Hi Sebastian,
from SimplePageRankVertex.java, we have:
if (getSuperstep() < MAX_SUPERSTEPS) {
long edges = getNumOutEdges();
sendMsgToAllEdges(
new DoubleWritable(getVertexValue().get() / edges));
} else {
voteToHalt();
}
What happens if getNumOutEdges() returns 0 (i.e. it's a dangling node)?
Paolo
Sebastian Schelter wrote:
> The implementation implicitly deals with dangling nodes by computing the
> pageRank as
>
> 0.15f / getNumVertices() + 0.85f * sumOfNeighborRanks
>
> Conceptually, this is the same as connecting every vertex with every
> other vertex it is not yet connected to. This removes all dangling nodes
> from the graph as every vertex can reach every other vertex.
>
> "Mining of Massive Datasets" [1] has a very well written explanation of
> this approach.
>
> sebastian
>
>
> [1] http://infolab.stanford.edu/~ullman/mmds.html
>
> On 17.05.2012 16:23, Paolo Castagna wrote:
>> Hi,
>> I noticed that the SimplePageRankVertex implementation does not deal with
>> dangling nodes (dangling nodes are those nodes with no outgoing links).
>> And, probably that is one of the good reasons why there is a "Simple" in front. ;)
>>
>> "Dangling nodes exist in many forms. For example, a page of data, a page with a
>> postscript graph, [...], a page that has been fetched by a crawler but not yet
>> explored  these are all examples of possible dangling nodes. The more ambitious
>> the crawl, the bigger the proportion of dangling nodes because the set of
>> fetched but uncrawled pages grows quickly." (pag. 80) [1]
>>
>> Wikipedia's PageRank page says:
>>
>> "If a page has no links to other pages, it becomes a sink and therefore
>> terminates the random surfing process. If the random surfer arrives at a sink
>> page, it picks another URL at random and continues surfing again. When
>> calculating PageRank, pages with no outbound links are assumed to link out to
>> all other pages in the collection. Their PageRank scores are therefore divided
>> evenly among all other pages. In other words, to be fair with pages that are not
>> sinks, these random transitions are added to all nodes in the Web, with a
>> residual probability usually set to d = 0.85, estimated from the frequency that
>> an average surfer uses his or her browser's bookmark feature." [2]
>>
>> Now, if I want to try to account for the dangling nodes I need to sum all
>> PageRank values for the dangling nodes and divide it evenly among all other
>> pages (which in practce means to send a message to all vertexes in Giraph...

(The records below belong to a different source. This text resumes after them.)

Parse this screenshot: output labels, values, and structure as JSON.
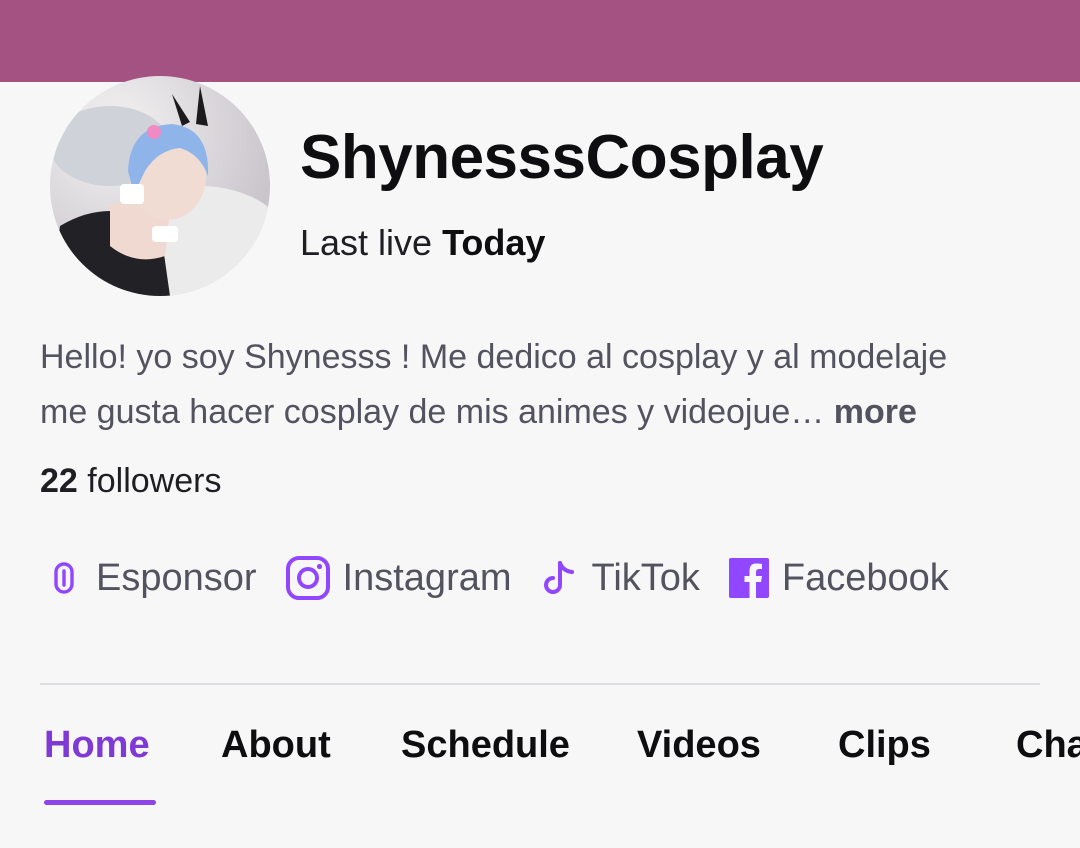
{
  "profile": {
    "channel_name": "ShynesssCosplay",
    "last_live_prefix": "Last live",
    "last_live_value": "Today",
    "bio_line1": "Hello! yo soy Shynesss ! Me dedico al cosplay y al modelaje",
    "bio_line2": "me gusta hacer cosplay de mis animes y videojue…",
    "bio_more": "more",
    "followers_count": "22",
    "followers_label": "followers"
  },
  "socials": [
    {
      "label": "Esponsor",
      "icon": "link-icon"
    },
    {
      "label": "Instagram",
      "icon": "instagram-icon"
    },
    {
      "label": "TikTok",
      "icon": "tiktok-icon"
    },
    {
      "label": "Facebook",
      "icon": "facebook-icon"
    }
  ],
  "tabs": [
    {
      "label": "Home",
      "active": true
    },
    {
      "label": "About",
      "active": false
    },
    {
      "label": "Schedule",
      "active": false
    },
    {
      "label": "Videos",
      "active": false
    },
    {
      "label": "Clips",
      "active": false
    },
    {
      "label": "Cha",
      "active": false
    }
  ],
  "colors": {
    "banner": "#a35281",
    "accent": "#8d45e6",
    "active_tab": "#7f3ad6",
    "muted_text": "#53535f",
    "background": "#f7f7f8"
  }
}
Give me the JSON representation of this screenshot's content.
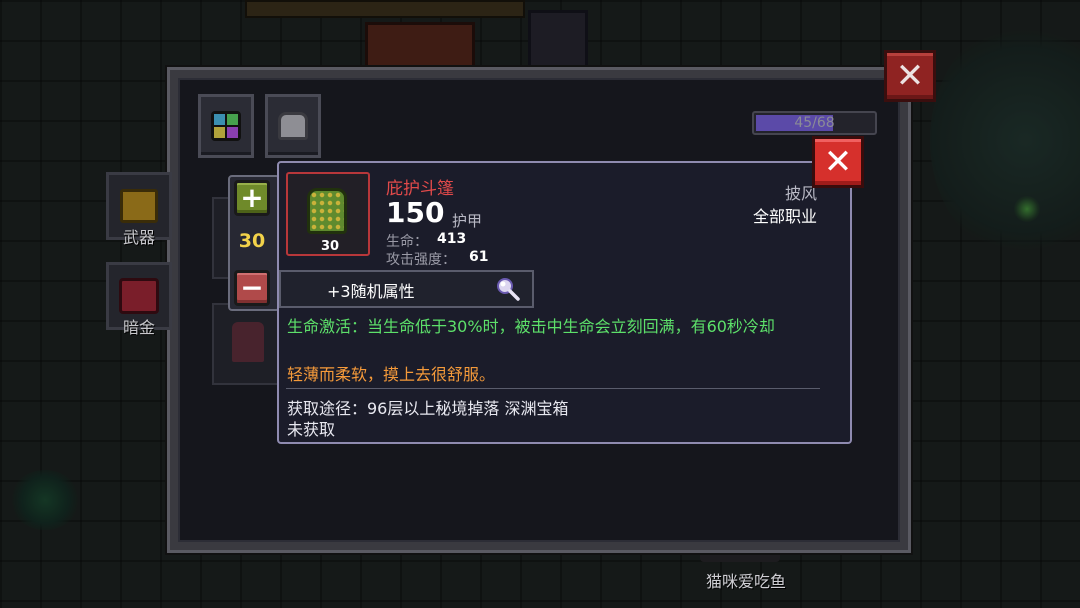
{
  "inventory": {
    "count": "45/68",
    "count_fraction": 0.662
  },
  "categories": [
    {
      "label": "武器",
      "icon": "weapon-icon"
    },
    {
      "label": "暗金",
      "icon": "dark-gold-icon"
    }
  ],
  "tabs": [
    {
      "icon": "gem-grid-icon"
    },
    {
      "icon": "armor-icon"
    }
  ],
  "stepper": {
    "value": "30"
  },
  "item": {
    "name": "庇护斗篷",
    "level": "30",
    "armor_value": "150",
    "armor_label": "护甲",
    "stats": [
      {
        "label": "生命：",
        "value": "413"
      },
      {
        "label": "攻击强度：",
        "value": "61"
      }
    ],
    "type": "披风",
    "class": "全部职业",
    "random_attributes": "+3随机属性",
    "effect": "生命激活：当生命低于30%时，被击中生命会立刻回满，有60秒冷却",
    "flavor": "轻薄而柔软，摸上去很舒服。",
    "source": "获取途径：96层以上秘境掉落 深渊宝箱",
    "status": "未获取"
  },
  "npc": {
    "label": "猫咪爱吃鱼"
  },
  "colors": {
    "item_name": "#e24a4a",
    "effect": "#5de06a",
    "flavor": "#f59a3a",
    "stepper_value": "#f2d24a",
    "close_button": "#d6302c"
  }
}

>> which is not possible, as it would be crazy with large graphs).
>>
>> I imagine one can use a SumAggregator and alternate computing contribution from
>> dangling nodes and PageRank values (i.e. PageRank values are computed only every
>> 2 supersteps).
>>
>> What do you think?
>>
>> Paolo
>>
>> [1] Amy N. Langville and Carl D. Meyer, "Google's PageRank and Beyond: The
>> Science of Search Engine Rankings" (2006)
>> [2] http://en.wikipedia.org/wiki/PageRank
>